= Chartwell Dutiro =

Zimbabwean musician (1957–2019)

Chartwell Shorayi Dutiro (1957 – 2019) was a Zimbabwean musician, who started playing mbira when he was four years old at the protected village, Kagande; about two hours drive from Harare, where his family was moved by the Salvation Army missionaries during the Chimurenga. Even though the missionaries had banned traditional music, he learned to play from his brother and other village elders. His mother also encouraged him through her singing of traditional songs.

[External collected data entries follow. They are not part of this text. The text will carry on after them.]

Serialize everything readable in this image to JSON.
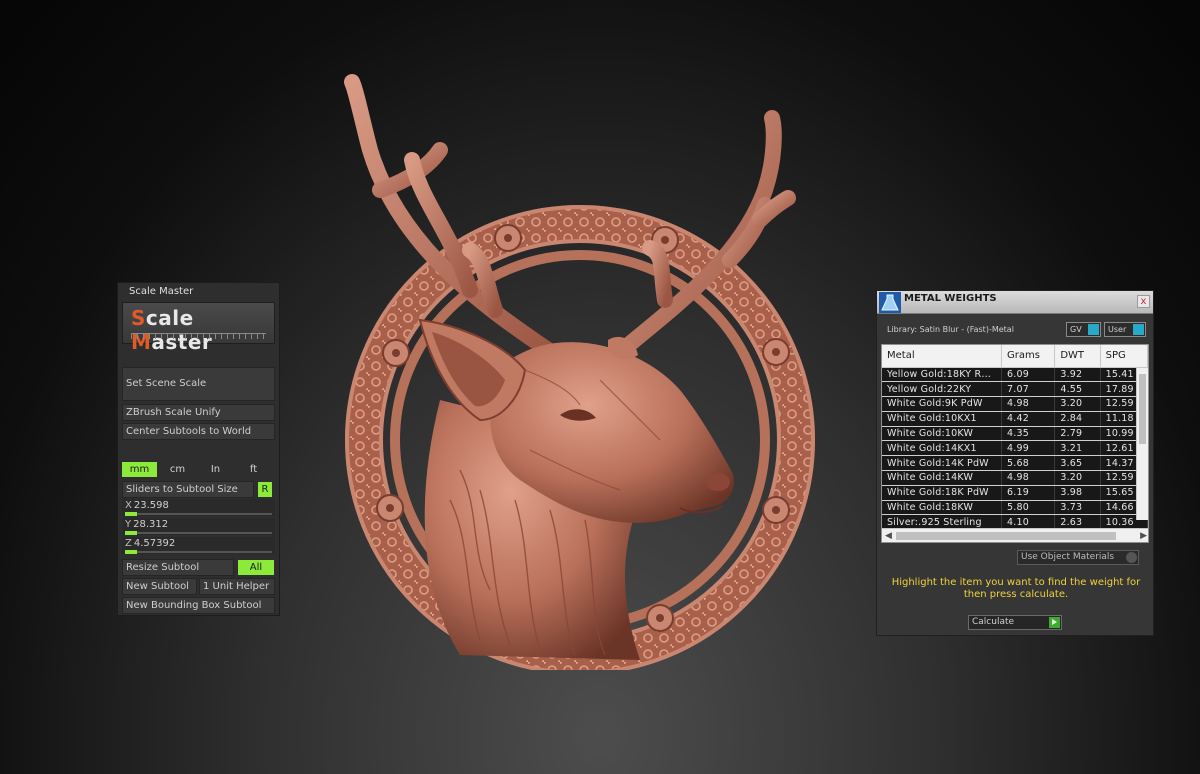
{
  "scale_master": {
    "title": "Scale Master",
    "logo": {
      "first_letter": "S",
      "first_rest": "cale ",
      "second_letter": "M",
      "second_rest": "aster"
    },
    "buttons": {
      "set_scene_scale": "Set Scene Scale",
      "zbrush_scale_unify": "ZBrush Scale Unify",
      "center_subtools": "Center Subtools to World",
      "sliders_to_subtool_size": "Sliders to Subtool Size",
      "resize_subtool": "Resize Subtool",
      "new_subtool": "New Subtool",
      "one_unit_helper": "1 Unit Helper",
      "new_bounding_box": "New Bounding Box Subtool"
    },
    "units": [
      "mm",
      "cm",
      "In",
      "ft"
    ],
    "active_unit": "mm",
    "r_tag": "R",
    "all_tag": "All",
    "sliders": [
      {
        "axis": "X",
        "value": "23.598"
      },
      {
        "axis": "Y",
        "value": "28.312"
      },
      {
        "axis": "Z",
        "value": "4.57392"
      }
    ]
  },
  "metal_weights": {
    "title": "METAL WEIGHTS",
    "close": "x",
    "library": "Library: Satin Blur - (Fast)-Metal",
    "toggles": {
      "gv": "GV",
      "user": "User"
    },
    "columns": [
      "Metal",
      "Grams",
      "DWT",
      "SPG"
    ],
    "rows": [
      [
        "Yellow Gold:18KY R…",
        "6.09",
        "3.92",
        "15.41"
      ],
      [
        "Yellow Gold:22KY",
        "7.07",
        "4.55",
        "17.89"
      ],
      [
        "White Gold:9K PdW",
        "4.98",
        "3.20",
        "12.59"
      ],
      [
        "White Gold:10KX1",
        "4.42",
        "2.84",
        "11.18"
      ],
      [
        "White Gold:10KW",
        "4.35",
        "2.79",
        "10.99"
      ],
      [
        "White Gold:14KX1",
        "4.99",
        "3.21",
        "12.61"
      ],
      [
        "White Gold:14K PdW",
        "5.68",
        "3.65",
        "14.37"
      ],
      [
        "White Gold:14KW",
        "4.98",
        "3.20",
        "12.59"
      ],
      [
        "White Gold:18K PdW",
        "6.19",
        "3.98",
        "15.65"
      ],
      [
        "White Gold:18KW",
        "5.80",
        "3.73",
        "14.66"
      ],
      [
        "Silver:.925 Sterling",
        "4.10",
        "2.63",
        "10.36"
      ]
    ],
    "use_object_materials": "Use Object Materials",
    "hint": "Highlight the item you want to find the weight for then press calculate.",
    "calculate": "Calculate"
  },
  "colors": {
    "accent_green": "#8bea3a",
    "hint_yellow": "#f0d23c",
    "logo_orange": "#e05a2a",
    "medallion": "#c9826c"
  }
}
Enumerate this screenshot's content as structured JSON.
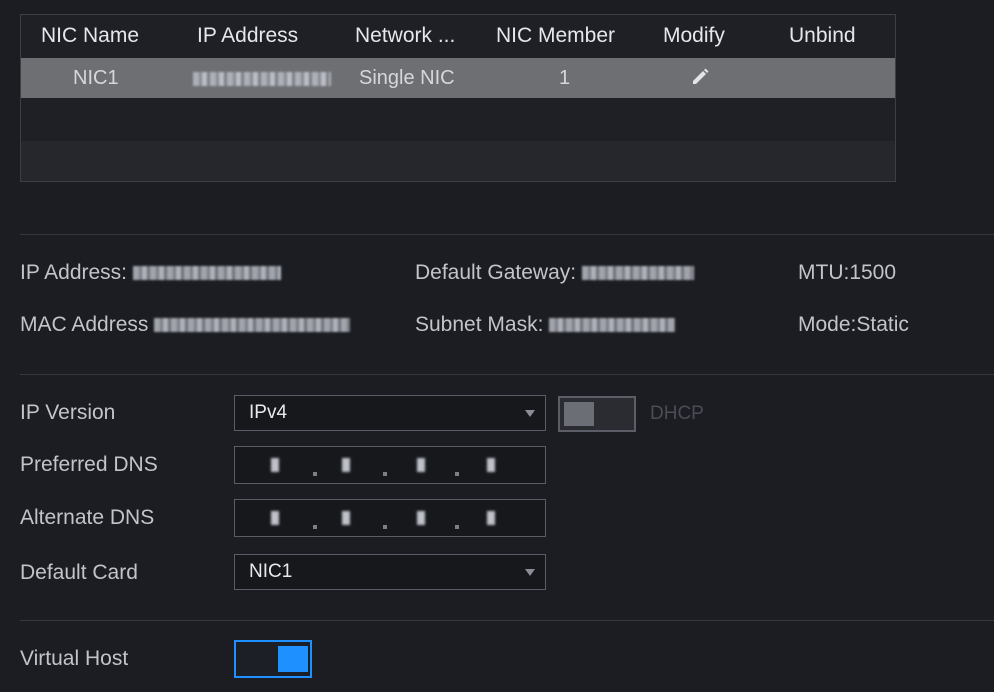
{
  "nic_table": {
    "columns": [
      "NIC Name",
      "IP Address",
      "Network ...",
      "NIC Member",
      "Modify",
      "Unbind"
    ],
    "rows": [
      {
        "nic_name": "NIC1",
        "network_mode": "Single NIC",
        "nic_member": "1"
      }
    ]
  },
  "info": {
    "ip_address_label": "IP Address:",
    "default_gateway_label": "Default Gateway:",
    "mtu": "MTU:1500",
    "mac_address_label": "MAC Address",
    "subnet_mask_label": "Subnet Mask:",
    "mode": "Mode:Static"
  },
  "form": {
    "ip_version_label": "IP Version",
    "ip_version_value": "IPv4",
    "dhcp_label": "DHCP",
    "dhcp_enabled": false,
    "preferred_dns_label": "Preferred DNS",
    "alternate_dns_label": "Alternate DNS",
    "default_card_label": "Default Card",
    "default_card_value": "NIC1",
    "virtual_host_label": "Virtual Host",
    "virtual_host_enabled": true
  },
  "icons": {
    "modify": "pencil-icon",
    "dropdown": "triangle-down-icon"
  },
  "colors": {
    "background": "#1b1d22",
    "selected_row": "#6e6f73",
    "accent": "#1e90ff"
  }
}
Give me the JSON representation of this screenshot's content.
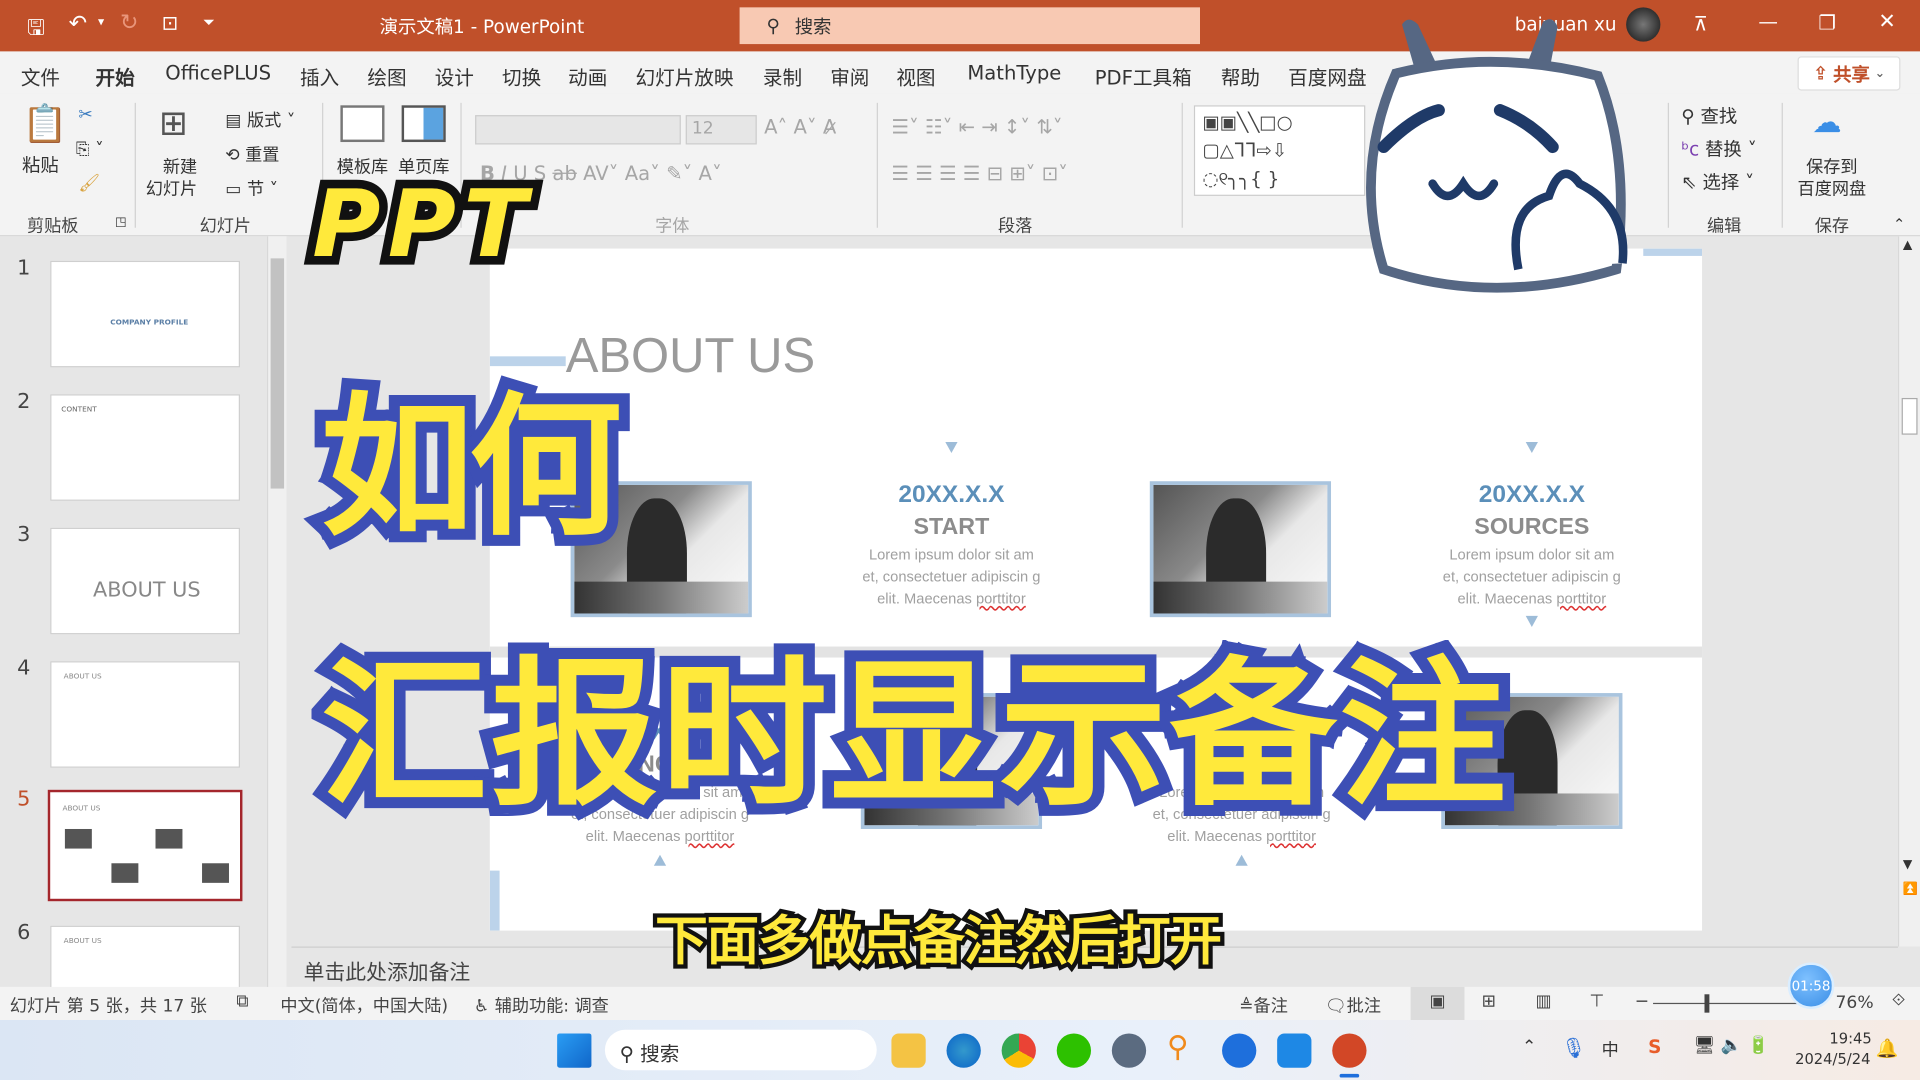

As a teenager Chartwell moved to the capital, Harare, and became saxophonist with the Salvation Army band. A little later, in 1986, he joined the world-famous band Thomas Mapfumo & the Blacks Unlimited. Touring the world for eight years with that band, he was their arranger, mbira player and saxophonist. From 1994 until his death in 2019, Chartwell based himself in Britain where he continued to teach and play mbira.

Chartwell had academic qualifications in music, including a degree in Ethnomusicology from SOAS in London where he also taught for many years.

Chartwell's solo album, released in 2000, is entitled Voices of Ancestors. He also has several recordings on CD in which he plays with the band Spirit Talk Mbira: Ndonga Mahwe (1997), Nhimbe (1999), Dzoro (2000), and Taanerimwe (2002). Chartwell also worked with Serenoa String Quartet to combine classical string quartet style with traditional African music.

From 2016 until 2019 he was part of the band Kusanganisa, a collaboration with Leandro Maia (guitar), Chris Blanden (bass guitar) and Nick Sorensen (saxophone). They recorded a live album.

In 2019 Chartwell recorded the album Musumo – Calling Ancestors, together with his partner Jori Buchel.

Chartwell Dutiro died in Devon, UK surrounded by loved ones on 22 September 2019. A week prior to his death he was awarded an Honorary PhD from Bath Spa University. His dissertation was entitled 'The Power of the Voices of the Ancestors: Mbira Music of Zimbabwe'.